How to pass correctly
l PCR analysis?
So, PCR as a diagnostic method is valuable in that it allows you to accurately establish:
- the presence of pathogens in the body even before the first symptoms of the disease appear;
- the presence or absence of latent infections - that do not cause an immune response (the production of special antibodies) or do not give symptoms characteristic only of them;
- the type of pathogen, even if, when taking a sample for analysis, it was not possible to obtain a single complete copy of its DNA.
But the increased accuracy of PCR diagnostics is both its advantage and disadvantage. For example, it is clear that if something extraneous simply from the environment gets into the sample taken for PCR (and there are always enough bacteria in it), the result will also turn out to be false positive.
Likewise, PCR does not distinguish past infections from current ones. That is, if we have recently been ill with something, and in the sample taken from us, traces of the pathogen bodies already destroyed by immunity or antibiotics are found, we, again, will receive a false "response".
Therefore, PCR is not an analysis of feces, which is more convenient and logical to take at home, since the requirements for it are nominal. We can take a sample with a contaminated instrument or place it in a container that is far from sterile. Plus, you need to take into account that you can simply take it in the wrong place, and get the answer that we are completely healthy, although in fact this is far from the case.

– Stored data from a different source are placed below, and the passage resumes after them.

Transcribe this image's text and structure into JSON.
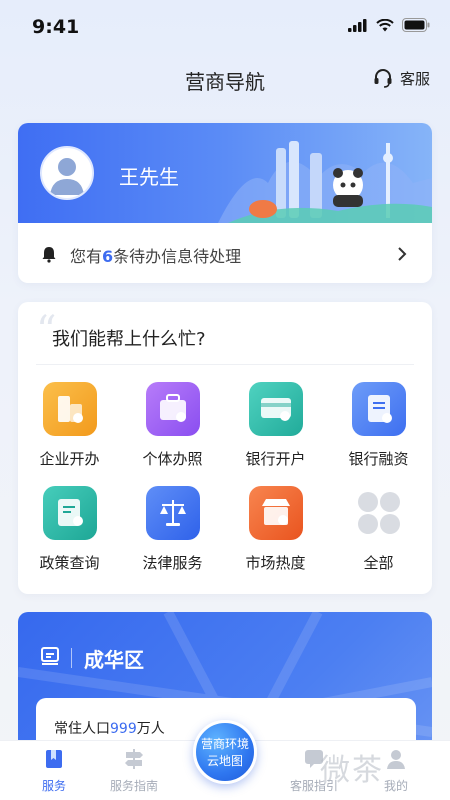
{
  "status_bar": {
    "time": "9:41"
  },
  "header": {
    "title": "营商导航",
    "service_label": "客服"
  },
  "user": {
    "name": "王先生"
  },
  "notice": {
    "prefix": "您有",
    "count": "6",
    "suffix": "条待办信息待处理"
  },
  "help": {
    "title": "我们能帮上什么忙?",
    "items": [
      {
        "label": "企业开办",
        "icon": "building-icon",
        "color": "#f5a623"
      },
      {
        "label": "个体办照",
        "icon": "briefcase-icon",
        "color": "#9b59f5"
      },
      {
        "label": "银行开户",
        "icon": "bank-card-icon",
        "color": "#2bbfae"
      },
      {
        "label": "银行融资",
        "icon": "finance-doc-icon",
        "color": "#4d7ff4"
      },
      {
        "label": "政策查询",
        "icon": "policy-doc-icon",
        "color": "#26b8a8"
      },
      {
        "label": "法律服务",
        "icon": "scale-icon",
        "color": "#3d74f0"
      },
      {
        "label": "市场热度",
        "icon": "store-icon",
        "color": "#f06a38"
      },
      {
        "label": "全部",
        "icon": "grid-all-icon",
        "color": "#d9dce2"
      }
    ]
  },
  "district": {
    "name": "成华区",
    "population_prefix": "常住人口",
    "population_value": "999",
    "population_unit": "万人"
  },
  "fab": {
    "line1": "营商环境",
    "line2": "云地图"
  },
  "tabs": [
    {
      "label": "服务",
      "icon": "service-icon",
      "active": true
    },
    {
      "label": "服务指南",
      "icon": "guide-sign-icon",
      "active": false
    },
    {
      "label": "客服指引",
      "icon": "chat-icon",
      "active": false
    },
    {
      "label": "我的",
      "icon": "profile-icon",
      "active": false
    }
  ],
  "watermark": "微茶"
}
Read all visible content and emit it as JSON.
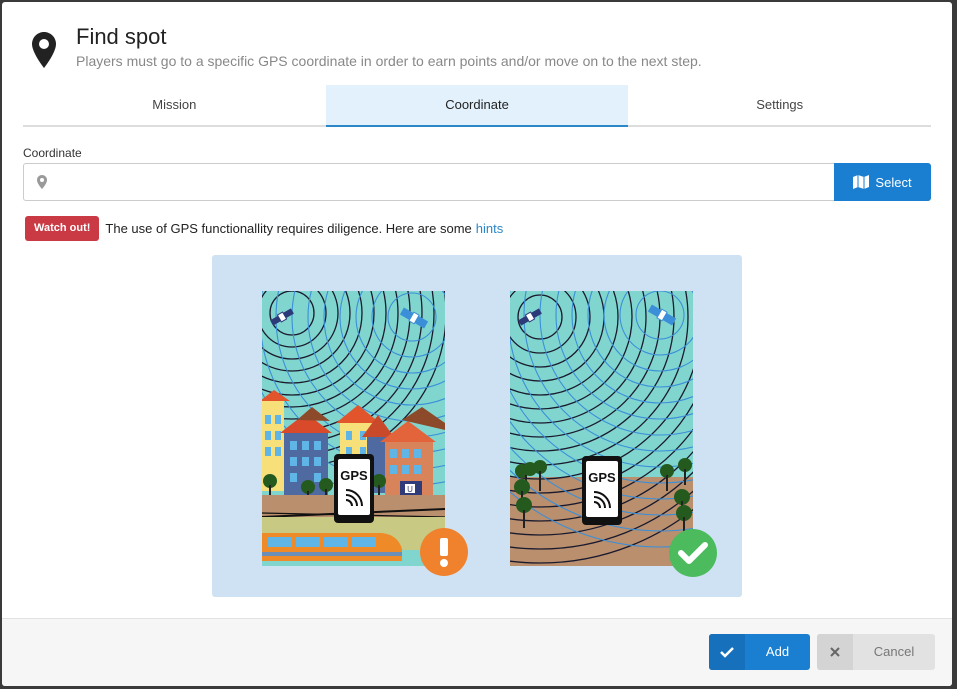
{
  "header": {
    "title": "Find spot",
    "subtitle": "Players must go to a specific GPS coordinate in order to earn points and/or move on to the next step."
  },
  "tabs": [
    {
      "label": "Mission",
      "active": false
    },
    {
      "label": "Coordinate",
      "active": true
    },
    {
      "label": "Settings",
      "active": false
    }
  ],
  "coordinate": {
    "label": "Coordinate",
    "value": "",
    "placeholder": "",
    "select_label": "Select"
  },
  "alert": {
    "badge": "Watch out!",
    "text": "The use of GPS functionallity requires diligence. Here are some",
    "link": "hints"
  },
  "illustration": {
    "left_phone_text": "GPS",
    "right_phone_text": "GPS",
    "station_sign": "U"
  },
  "footer": {
    "add_label": "Add",
    "cancel_label": "Cancel"
  },
  "colors": {
    "primary": "#1a7fd1",
    "danger": "#c93a45",
    "warning": "#f0822e",
    "success": "#4cbb5e"
  }
}
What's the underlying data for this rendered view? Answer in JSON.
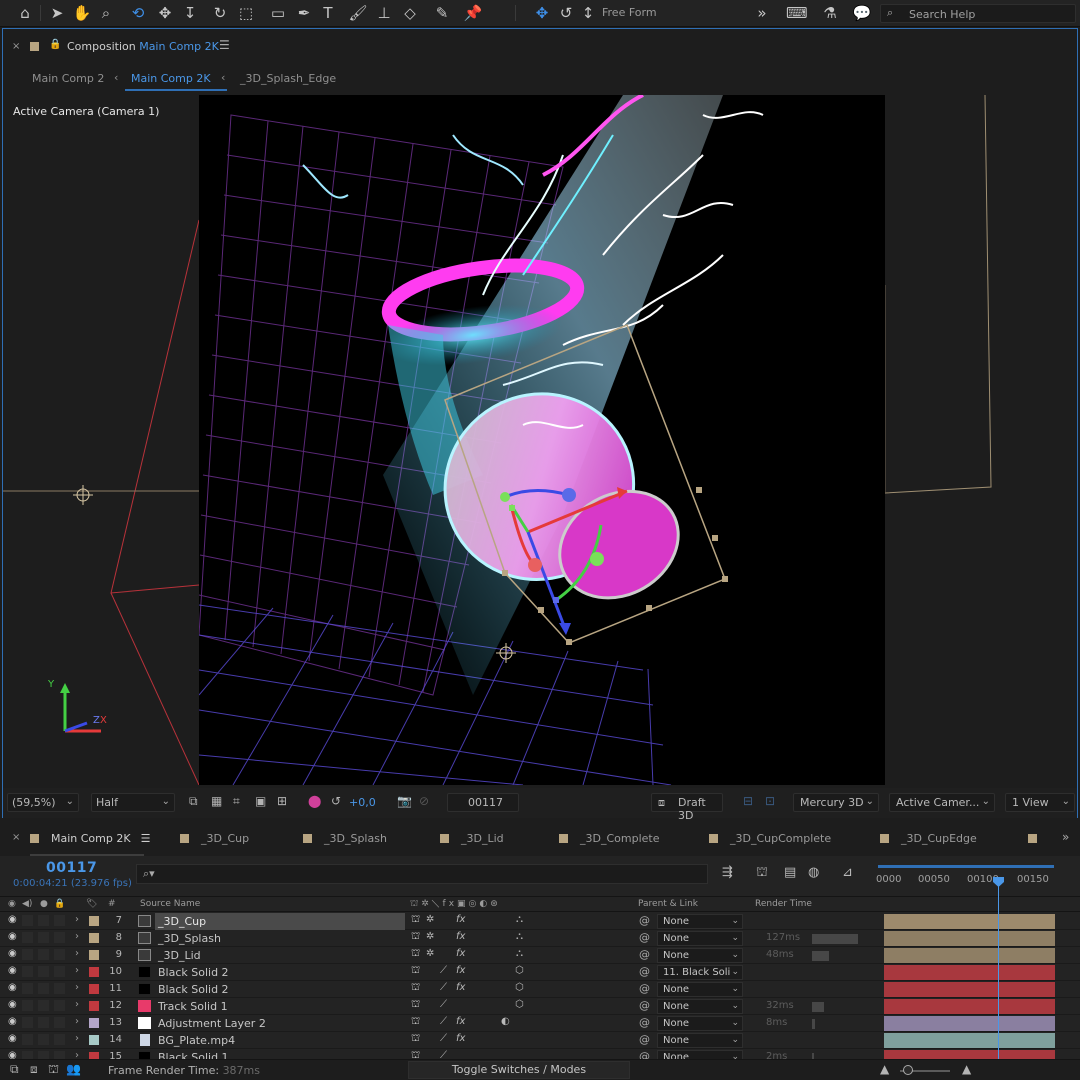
{
  "toolbar": {
    "freeform_label": "Free Form",
    "search_placeholder": "Search Help"
  },
  "comp_panel": {
    "title_prefix": "Composition",
    "title_name": "Main Comp 2K",
    "breadcrumbs": [
      "Main Comp 2",
      "Main Comp 2K",
      "_3D_Splash_Edge"
    ],
    "view_label": "Active Camera (Camera 1)",
    "footer": {
      "zoom": "(59,5%)",
      "resolution": "Half",
      "exposure": "+0,0",
      "frame": "00117",
      "draft": "Draft 3D",
      "renderer": "Mercury 3D",
      "camera": "Active Camer...",
      "views": "1 View"
    }
  },
  "timeline": {
    "tabs": [
      "Main Comp 2K",
      "_3D_Cup",
      "_3D_Splash",
      "_3D_Lid",
      "_3D_Complete",
      "_3D_CupComplete",
      "_3D_CupEdge"
    ],
    "timecode": "00117",
    "timecode_sub": "0:00:04:21 (23.976 fps)",
    "ruler": [
      "0000",
      "00050",
      "00100",
      "00150"
    ],
    "columns": {
      "hash": "#",
      "source_name": "Source Name",
      "parent_link": "Parent & Link",
      "render_time": "Render Time"
    },
    "layers": [
      {
        "num": "7",
        "name": "_3D_Cup",
        "parent": "None",
        "render_time": "",
        "label_color": "#b8a582",
        "bar_color": "#9d8a6c",
        "type": "comp",
        "selected": true
      },
      {
        "num": "8",
        "name": "_3D_Splash",
        "parent": "None",
        "render_time": "127ms",
        "label_color": "#b8a582",
        "bar_color": "#8e7e64",
        "type": "comp",
        "selected": false
      },
      {
        "num": "9",
        "name": "_3D_Lid",
        "parent": "None",
        "render_time": "48ms",
        "label_color": "#b8a582",
        "bar_color": "#8e7e64",
        "type": "comp",
        "selected": false
      },
      {
        "num": "10",
        "name": "Black Solid 2",
        "parent": "11. Black Soli",
        "render_time": "",
        "label_color": "#c0393f",
        "bar_color": "#a8383e",
        "type": "solid",
        "selected": false
      },
      {
        "num": "11",
        "name": "Black Solid 2",
        "parent": "None",
        "render_time": "",
        "label_color": "#c0393f",
        "bar_color": "#a8383e",
        "type": "solid",
        "selected": false
      },
      {
        "num": "12",
        "name": "Track Solid 1",
        "parent": "None",
        "render_time": "32ms",
        "label_color": "#c0393f",
        "bar_color": "#a8383e",
        "type": "pink",
        "selected": false
      },
      {
        "num": "13",
        "name": "Adjustment Layer 2",
        "parent": "None",
        "render_time": "8ms",
        "label_color": "#b4a6c9",
        "bar_color": "#8a7fa0",
        "type": "adj",
        "selected": false
      },
      {
        "num": "14",
        "name": "BG_Plate.mp4",
        "parent": "None",
        "render_time": "",
        "label_color": "#a6c9c6",
        "bar_color": "#7fa09d",
        "type": "file",
        "selected": false
      },
      {
        "num": "15",
        "name": "Black Solid 1",
        "parent": "None",
        "render_time": "2ms",
        "label_color": "#c0393f",
        "bar_color": "#a8383e",
        "type": "solid",
        "selected": false
      }
    ],
    "frame_render_label": "Frame Render Time:",
    "frame_render_value": "387ms",
    "toggle_label": "Toggle Switches / Modes"
  }
}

So only a doctor has the right to take samples for PCR, in conditions of ideal sterility.
He does not require special preparation, and it makes sense to pass the analysis in the following cases:
- In the process of planning pregnancy in women - so that later there would be no complications and even a miscarriage;
- Already after the onset of pregnancy in a woman - so that the doctor can promptly put the expectant mother and her child under special control in connection with the discovery of chlamydia in her and the fact that with it, pregnancy is almost never problem-free;
- If a smear from the skin of the genitals contains impurities characteristic of sepsis, but does not contain its specific pathogens;
- If the smear contains many pathogens of various types, including opportunistic microflora. For this pathology, a weakening of the local immunity of the genital tract is typical, therefore, an overly "dirty" smear will certainly interest a gynecologist.
Usually, PCR analysis in women is carried out precisely by taking a smear from the vagina.
But no one seriously expects to find there directly the protozoa themselves, since they can live only in the cells of the body.
And the secretions contain a maximum of residual traces of their presence - "fragments" of DNA from chlamydia that died for some reason. Since chlamydia can be contracted not only through sexual contact, PCR is indicated for carrying out, including in children. For example, PCR analysis in children is taken if their parents were diagnosed with such a diagnosis, the child was born to an infected mother, or there is a suspicion that he simply picked it up in a public pool, shower, etc.
At the same time, the methodology for conducting it in children of any age is no different from that in adults. So, additional troubles here will be associated only with the treatment of chlamydia if the result is positive.